高血圧症に関しては、病院受診時等のストレスを感じる環境では血圧の測定値が高くなってしまうために、自宅で安静にしている時の測定値が診断や治療には必須です。自宅では高くなく、病院で測定した時に高い高血圧を「白衣高血圧」と言います。通常、白衣高血圧に対する投薬治療は不要です。しかし、高血圧症に移行する場合も報告されています。普段から定期的に血圧を測定し、血圧が上昇してきた場合には医師に相談することをお勧めします。

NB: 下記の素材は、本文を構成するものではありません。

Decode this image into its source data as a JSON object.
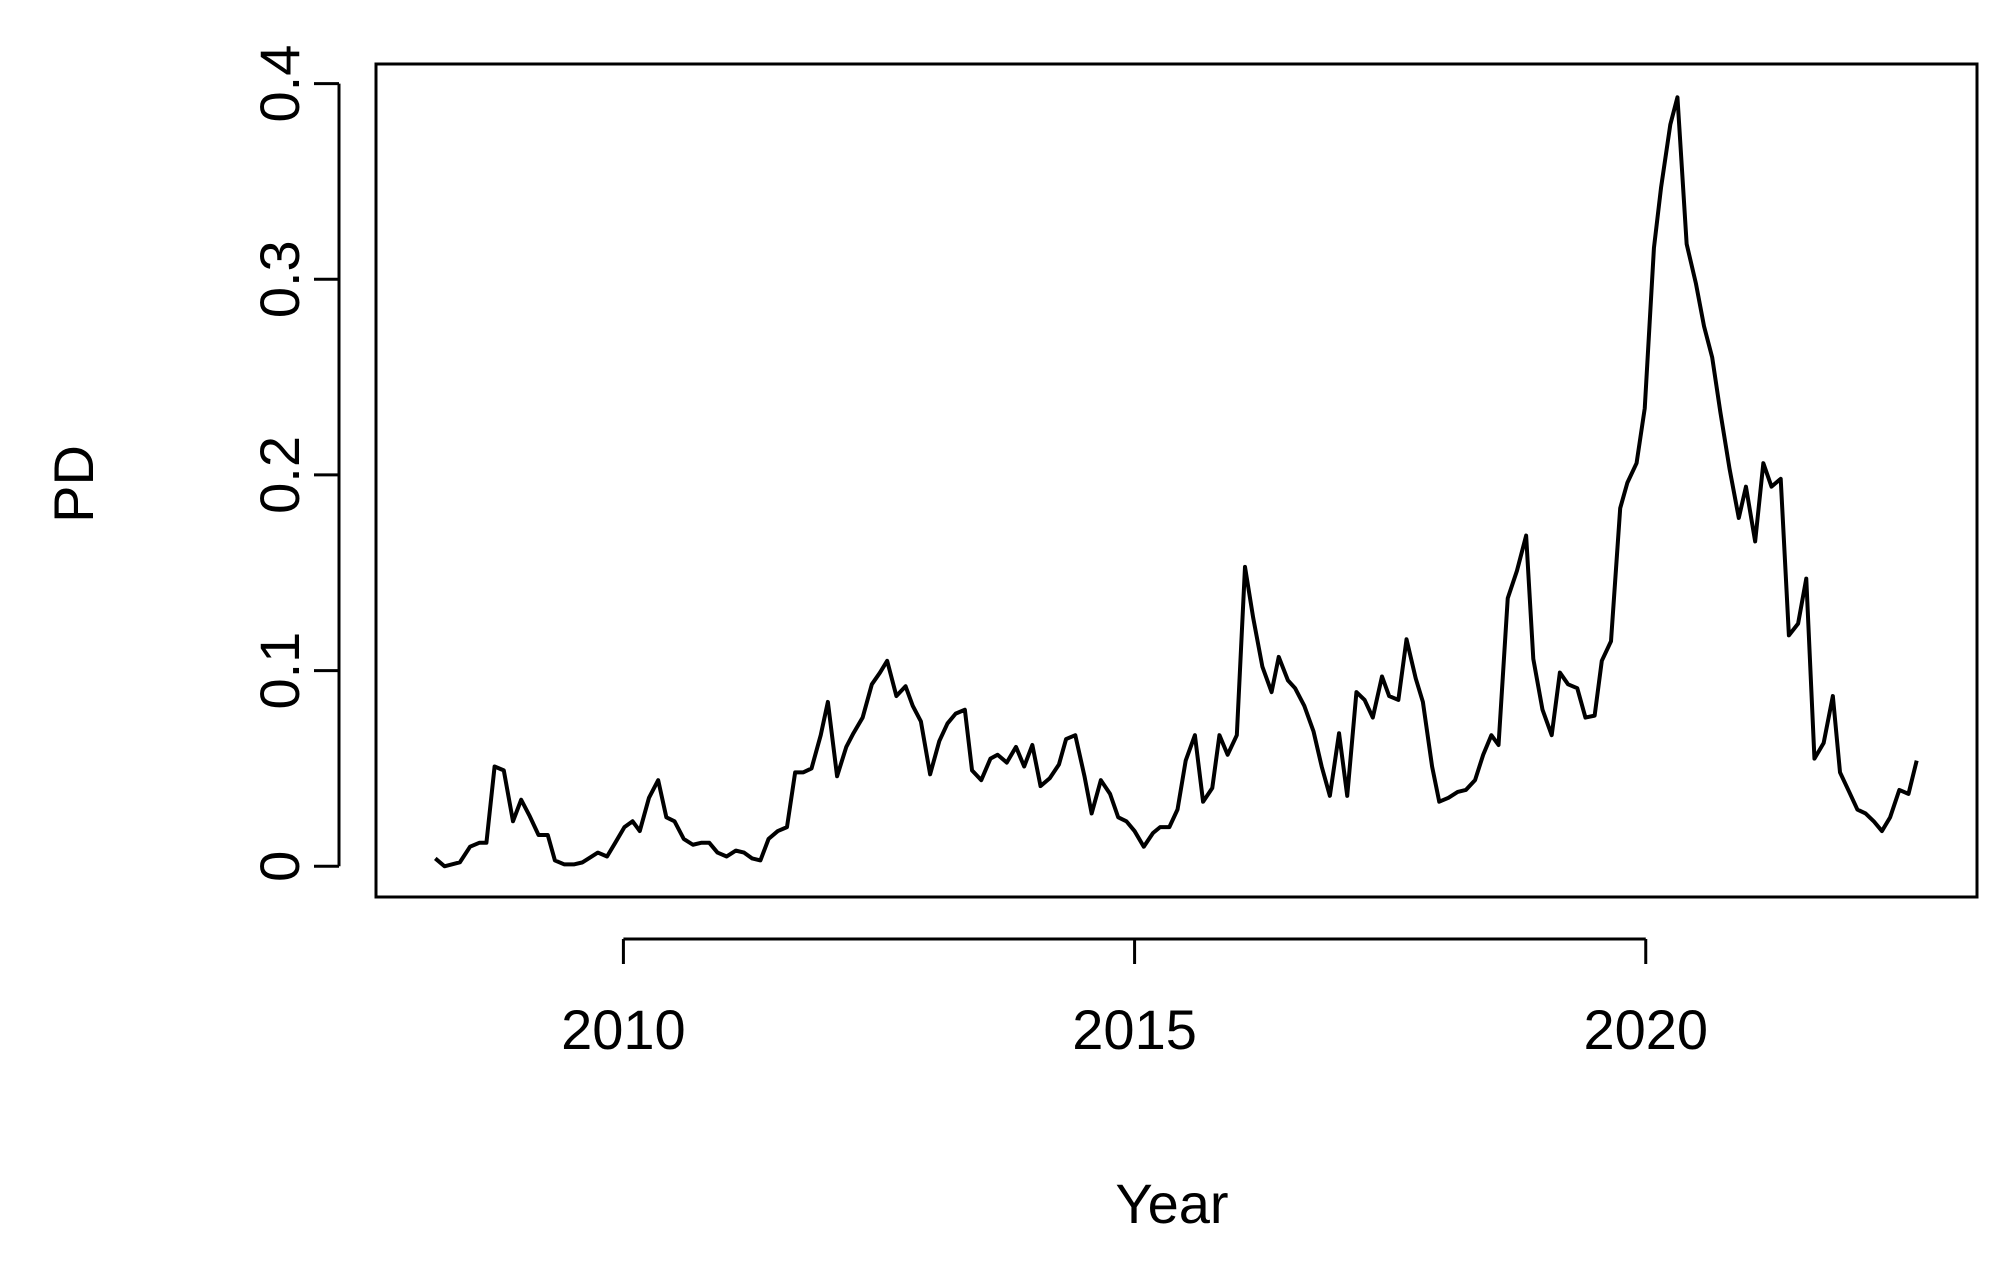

現在の高血圧症に対するガイドラインでは、年齢に関係なく高血圧症の基準値が設定されています。治療に関しては75歳以上では「150/90 mmHg未満を当初の降圧目標とし、忍容性があれば140/90 mmHg未満を降圧目標とする」とありますが、「忍容性」をどのように判断するかは明確にされていません。このため、年齢に関係なくガイドラインの降圧目標に達するように投薬治療が行われていることが多いのが現状です。しかし、高齢者でも若年者と同じように降圧する必要があるのかは疑問です。

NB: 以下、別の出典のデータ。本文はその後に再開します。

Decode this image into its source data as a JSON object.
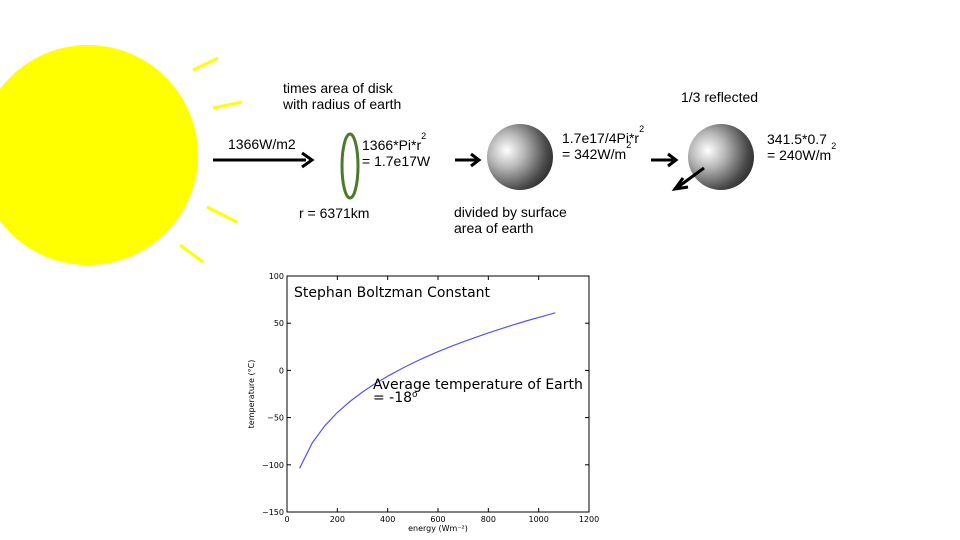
{
  "colors": {
    "sun": "#ffff00",
    "disk": "#4a7a2a",
    "curve": "#5555ee"
  },
  "labels": {
    "flux": "1366W/m2",
    "disk_caption_line1": "times area of disk",
    "disk_caption_line2": "with radius of earth",
    "calc1_a": "1366*Pi*r",
    "calc1_a_sup": "2",
    "calc1_b": "= 1.7e17W",
    "radius": "r = 6371km",
    "calc2_a": "1.7e17/4Pi*r",
    "calc2_a_sup": "2",
    "calc2_b": "= 342W/m",
    "calc2_b_sup": "2",
    "divide_line1": "divided by surface",
    "divide_line2": "area of earth",
    "reflected": "1/3 reflected",
    "calc3_a": "341.5*0.7",
    "calc3_b": "= 240W/m",
    "calc3_b_sup": "2"
  },
  "chart_data": {
    "type": "line",
    "xlabel": "energy (Wm⁻²)",
    "ylabel": "temperature (°C)",
    "xlim": [
      0,
      1200
    ],
    "ylim": [
      -150,
      100
    ],
    "xticks": [
      0,
      200,
      400,
      600,
      800,
      1000,
      1200
    ],
    "yticks": [
      -150,
      -100,
      -50,
      0,
      50,
      100
    ],
    "x": [
      50,
      100,
      150,
      200,
      250,
      300,
      350,
      400,
      450,
      500,
      550,
      600,
      650,
      700,
      750,
      800,
      850,
      900,
      950,
      1000,
      1050,
      1066
    ],
    "y": [
      -103.7,
      -76.9,
      -58.7,
      -44.6,
      -32.9,
      -22.9,
      -14.0,
      -6.1,
      1.1,
      7.8,
      14.0,
      19.8,
      25.2,
      30.3,
      35.1,
      39.7,
      44.1,
      48.3,
      52.3,
      56.1,
      59.8,
      61.0
    ],
    "annotation_title": "Stephan Boltzman Constant",
    "annotation_line1": "Average temperature of Earth",
    "annotation_line2": "= -18",
    "annotation_line2_sup": "o"
  }
}
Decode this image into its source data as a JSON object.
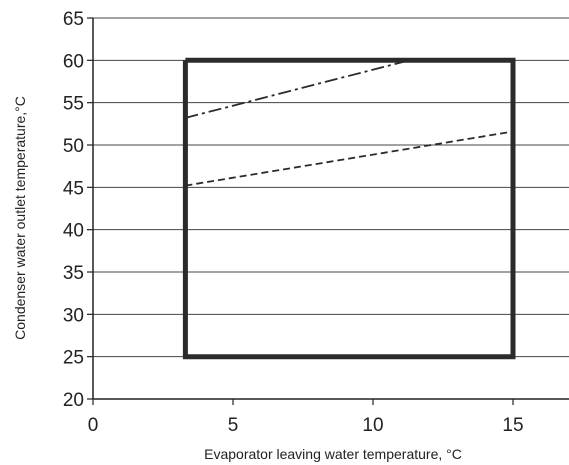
{
  "chart_data": {
    "type": "line",
    "xlabel": "Evaporator leaving water temperature, °C",
    "ylabel": "Condenser water outlet temperature,°C",
    "xlim": [
      0,
      17
    ],
    "ylim": [
      20,
      65
    ],
    "x_ticks": [
      "0",
      "5",
      "10",
      "15"
    ],
    "y_ticks": [
      "20",
      "25",
      "30",
      "35",
      "40",
      "45",
      "50",
      "55",
      "60",
      "65"
    ],
    "grid": "horizontal",
    "legend": "none",
    "series": [
      {
        "style": "solid-thick",
        "color": "#2b2b2b",
        "x": [
          3.3,
          15,
          15,
          3.3,
          3.3
        ],
        "y": [
          60,
          60,
          25,
          25,
          60
        ]
      },
      {
        "style": "dash-dot",
        "color": "#2b2b2b",
        "x": [
          3.3,
          11.3
        ],
        "y": [
          53.2,
          60
        ]
      },
      {
        "style": "dashed",
        "color": "#2b2b2b",
        "x": [
          3.3,
          15
        ],
        "y": [
          45.2,
          51.6
        ]
      }
    ]
  }
}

統計解析では、年齢に関係なく、基準値よりも高い血圧と死亡率との間に相関があるのですが、年齢が高くなれば高くなるほど、血圧が高いことと死亡率の相関が低くなる傾向があります。また、現在の医療では、特別な場合の脳死以外は、心臓死を死と定義しているので、死亡率は心臓死を反映しています。「血圧測定」の項で述べたように、血圧を生みだしているのは心臓のポンプ作用ですから、血圧を低くすることは心臓への負担を減らすことになります。心臓への負担は減りますが、心臓の負担が減っても、脳等の重要な臓器への血流不全をきたすようなら、果たしてそれは個体にとって望ましいことなのかも考える必要があります。